The legislation will be one piece of a larger discussion at the Capitol for ways to reduce gun violence. Gun violence has been a hot topic of discussion and legislators will continue to look for common sense solutions to this growing problem.

"This package of practical laws will allow prosecutors throughout the state to get guns out of the hands of people who already have been convicted of crimes of violence," Freeman said. "It will provide additional tools to put felons back in prison if they are found with a gun or ammunition."

The five key provisions in the bill include:

• Keeping guns away from convicted felony domestic violence offenders by defining it as a crime of violence. If the convict possesses a gun again, he would face up to five years in prison.

• Keeping guns away from juvenile offenders by allowing them to be tried in adult court the second time they are caught with a gun. Currently, they are tried in juvenile court no matter how many times authorities arrest them with a gun illegally.

• Keeping ammunition away from criminals by prohibiting felons from possessing ammunition just as they are prohibited from possessing guns.
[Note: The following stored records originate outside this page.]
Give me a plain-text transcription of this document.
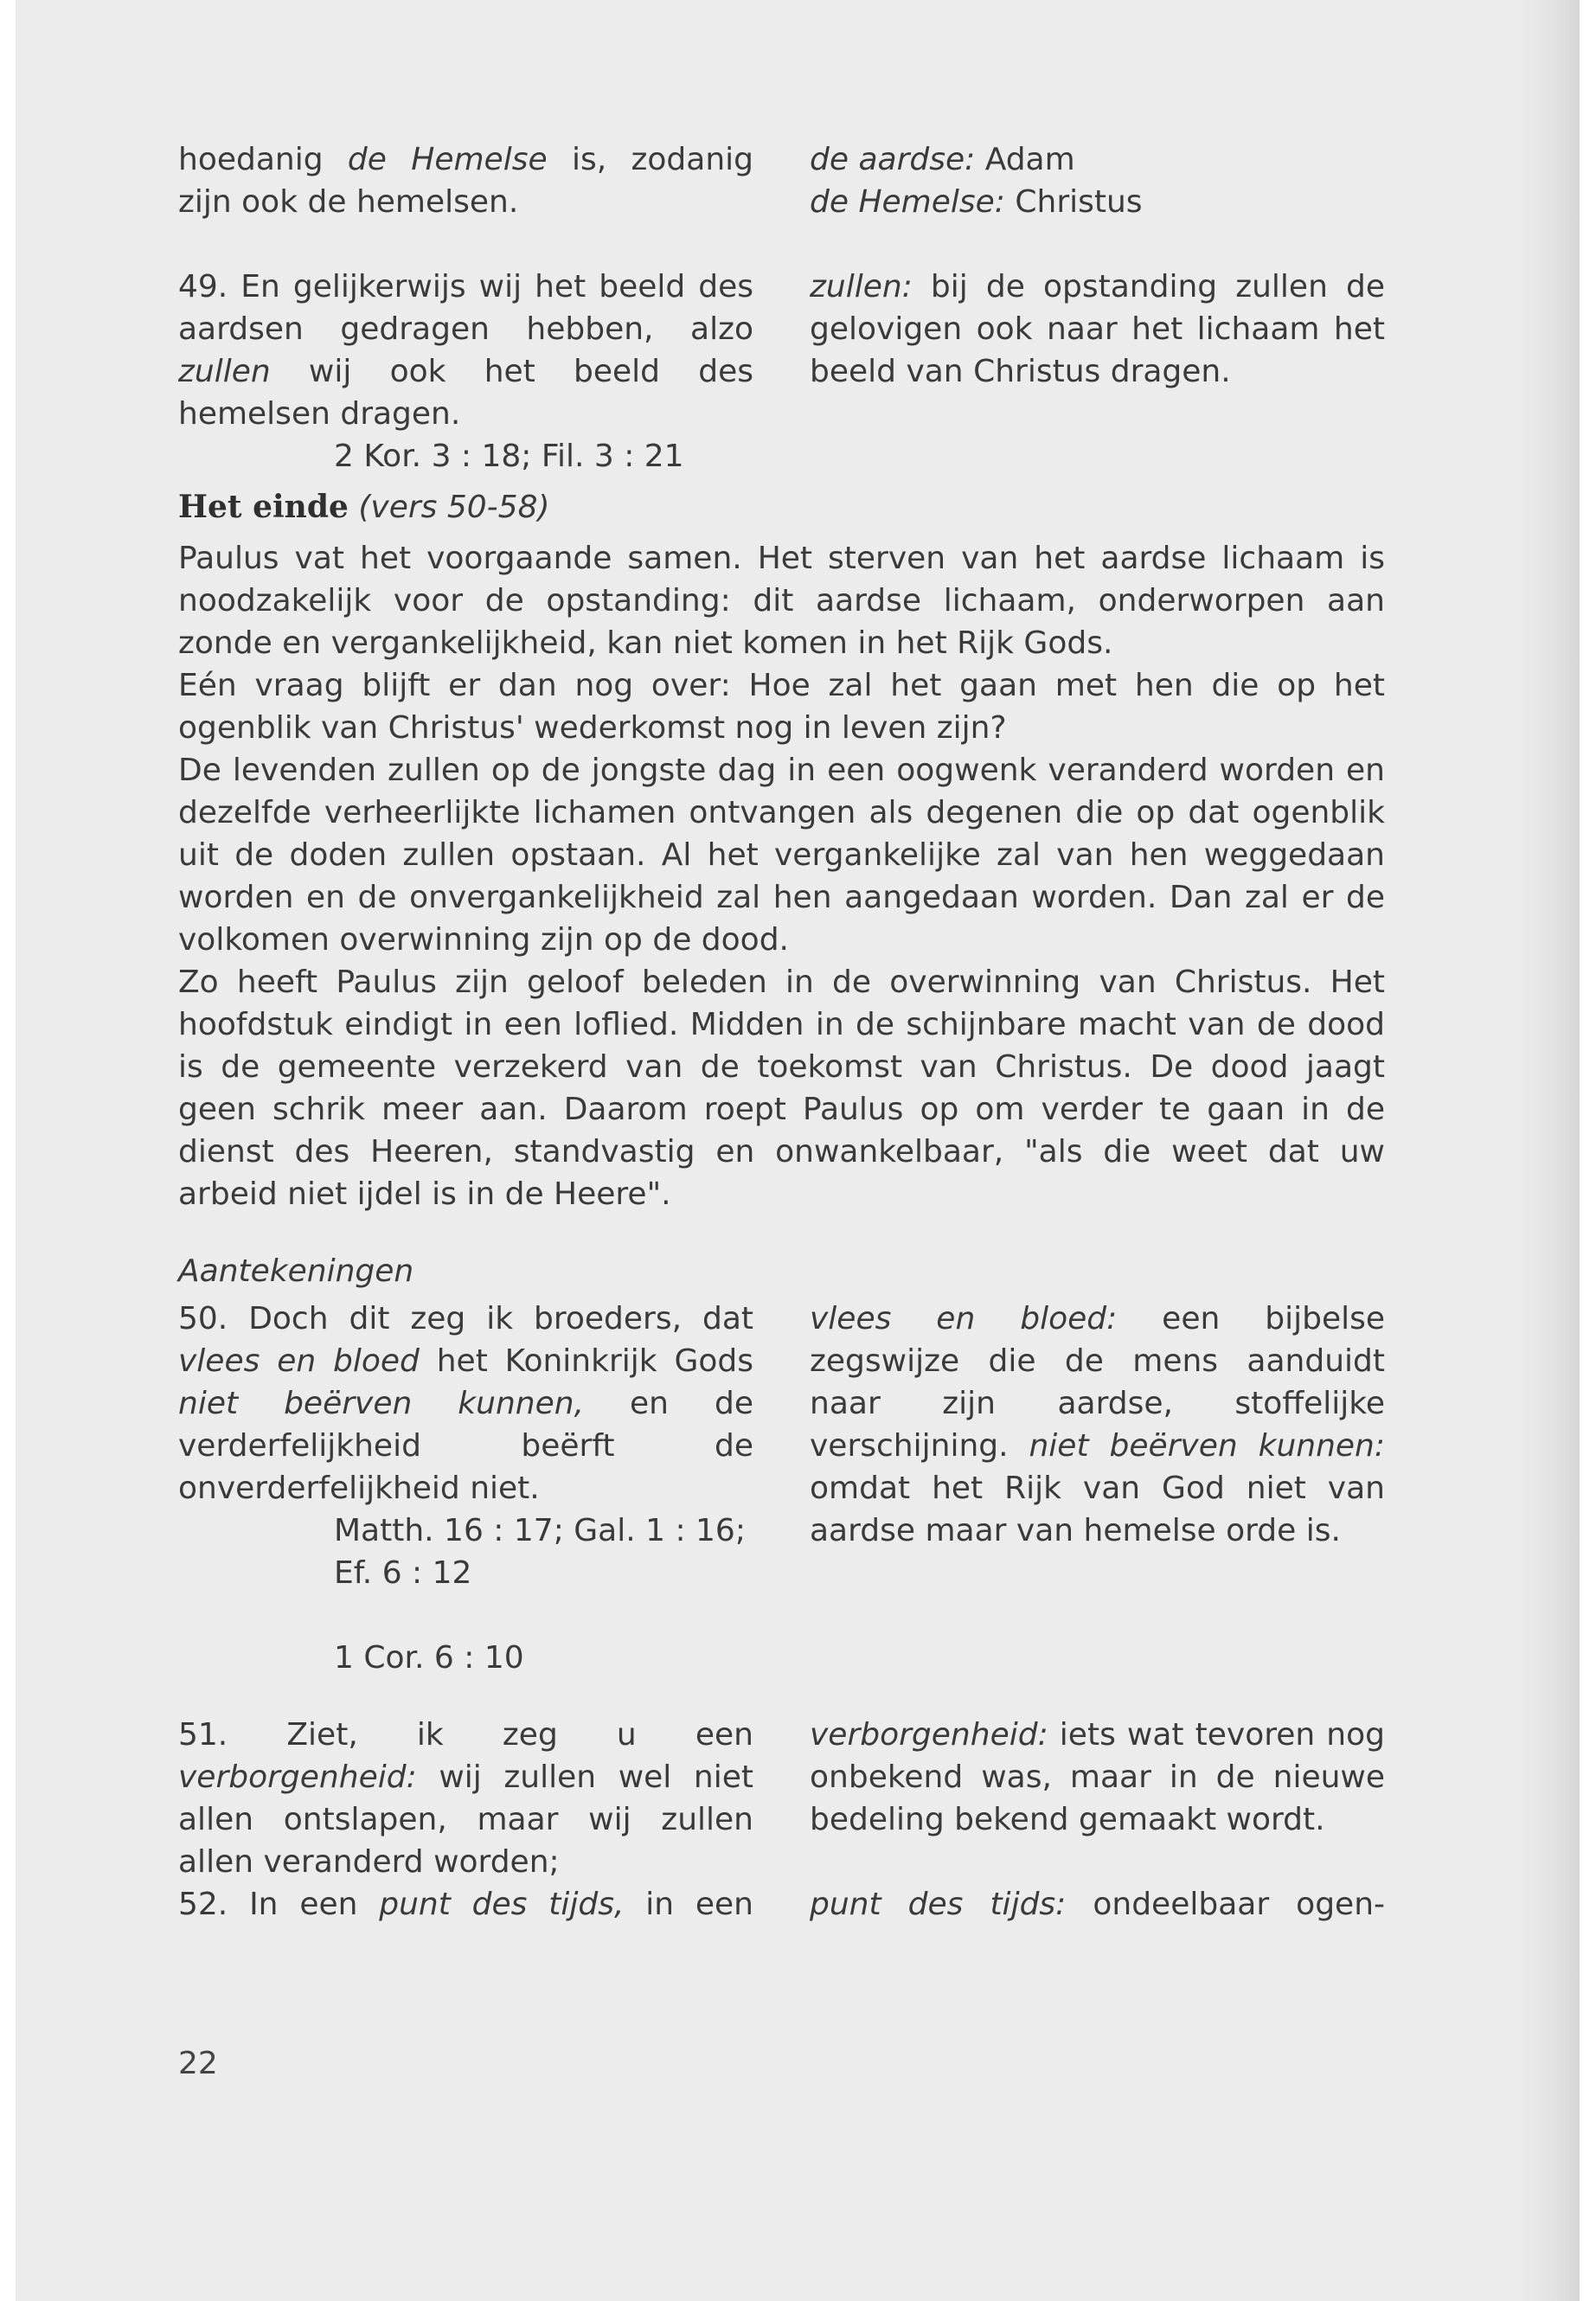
hoedanig de Hemelse is, zodanig
zijn ook de hemelsen.
de aardse: Adam
de Hemelse: Christus

49. En gelijkerwijs wij het beeld des aardsen gedragen hebben, alzo zullen wij ook het beeld des hemelsen dragen.

2 Kor. 3 : 18; Fil. 3 : 21

zullen: bij de opstanding zullen de gelovigen ook naar het lichaam het beeld van Christus dragen.

Het einde (vers 50-58)

Paulus vat het voorgaande samen. Het sterven van het aardse lichaam is noodzakelijk voor de opstanding: dit aardse lichaam, onderworpen aan zonde en vergankelijkheid, kan niet komen in het Rijk Gods.

Eén vraag blijft er dan nog over: Hoe zal het gaan met hen die op het ogenblik van Christus' wederkomst nog in leven zijn?

De levenden zullen op de jongste dag in een oogwenk veranderd worden en dezelfde verheerlijkte lichamen ontvangen als degenen die op dat ogenblik uit de doden zullen opstaan. Al het vergankelijke zal van hen weggedaan worden en de onvergankelijkheid zal hen aangedaan worden. Dan zal er de volkomen overwinning zijn op de dood.

Zo heeft Paulus zijn geloof beleden in de overwinning van Christus. Het hoofdstuk eindigt in een loflied. Midden in de schijnbare macht van de dood is de gemeente verzekerd van de toekomst van Christus. De dood jaagt geen schrik meer aan. Daarom roept Paulus op om verder te gaan in de dienst des Heeren, standvastig en onwankelbaar, "als die weet dat uw arbeid niet ijdel is in de Heere".

Aantekeningen

50. Doch dit zeg ik broeders, dat vlees en bloed het Koninkrijk Gods niet beërven kunnen, en de verderfelijkheid beërft de onverderfelijkheid niet.

Matth. 16 : 17; Gal. 1 : 16;

Ef. 6 : 12

1 Cor. 6 : 10

vlees en bloed: een bijbelse zegswijze die de mens aanduidt naar zijn aardse, stoffelijke verschijning. niet beërven kunnen: omdat het Rijk van God niet van aardse maar van hemelse orde is.

51. Ziet, ik zeg u een verborgenheid: wij zullen wel niet allen ontslapen, maar wij zullen allen veranderd worden;

verborgenheid: iets wat tevoren nog onbekend was, maar in de nieuwe bedeling bekend gemaakt wordt.

52. In een punt des tijds, in een punt des tijds: ondeelbaar ogen-
22
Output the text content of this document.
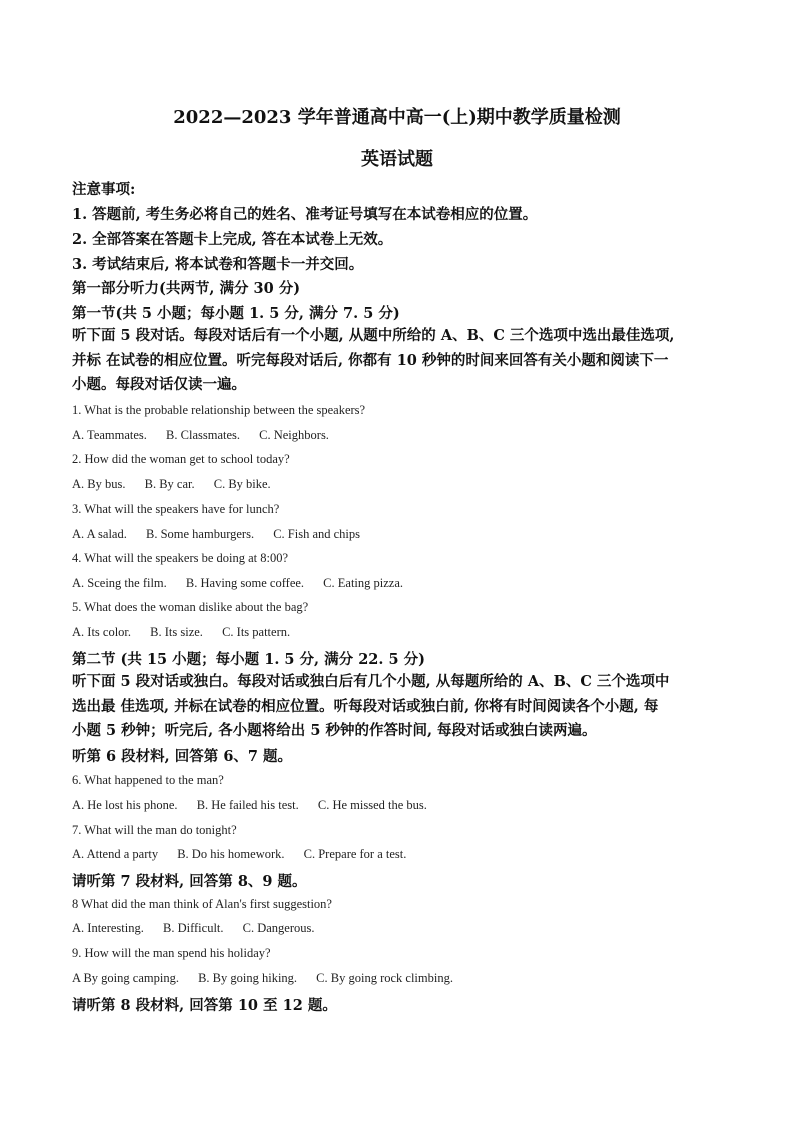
2022—2023 学年普通高中高一(上)期中教学质量检测
英语试题
注意事项:
1. 答题前, 考生务必将自己的姓名、准考证号填写在本试卷相应的位置。
2. 全部答案在答题卡上完成, 答在本试卷上无效。
3. 考试结束后, 将本试卷和答题卡一并交回。
第一部分听力(共两节, 满分 30 分)
第一节(共 5 小题；每小题 1. 5 分, 满分 7. 5 分)
听下面 5 段对话。每段对话后有一个小题, 从题中所给的 A、B、C 三个选项中选出最佳选项,
并标 在试卷的相应位置。听完每段对话后, 你都有 10 秒钟的时间来回答有关小题和阅读下一
小题。每段对话仅读一遍。
1. What is the probable relationship between the speakers?
A. Teammates. B. Classmates. C. Neighbors.
2. How did the woman get to school today?
A. By bus. B. By car. C. By bike.
3. What will the speakers have for lunch?
A. A salad. B. Some hamburgers. C. Fish and chips
4. What will the speakers be doing at 8:00?
A. Sceing the film. B. Having some coffee. C. Eating pizza.
5. What does the woman dislike about the bag?
A. Its color. B. Its size. C. Its pattern.
第二节 (共 15 小题；每小题 1. 5 分, 满分 22. 5 分)
听下面 5 段对话或独白。每段对话或独白后有几个小题, 从每题所给的 A、B、C 三个选项中
选出最 佳选项, 并标在试卷的相应位置。听每段对话或独白前, 你将有时间阅读各个小题, 每
小题 5 秒钟；听完后, 各小题将给出 5 秒钟的作答时间, 每段对话或独白读两遍。
听第 6 段材料, 回答第 6、7 题。
6. What happened to the man?
A. He lost his phone. B. He failed his test. C. He missed the bus.
7. What will the man do tonight?
A. Attend a party B. Do his homework. C. Prepare for a test.
请听第 7 段材料, 回答第 8、9 题。
8 What did the man think of Alan's first suggestion?
A. Interesting. B. Difficult. C. Dangerous.
9. How will the man spend his holiday?
A By going camping. B. By going hiking. C. By going rock climbing.
请听第 8 段材料, 回答第 10 至 12 题。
• Limiting access to guns by people with mental illness by prohibiting those who have been found to be mentally ill from possessing guns, even if their commitment order is put on hold. Currently, only those ordered to a state facility are prohibited from having firearms.

• Stopping the knowing transfer of guns to criminals by making it a crime for another person to intentionally help a felon obtain a gun.

The common-sense changes contained in the bill will provide county attorneys with more tools to address gun violence and keep our children and communities safe without affecting responsible gun-owners.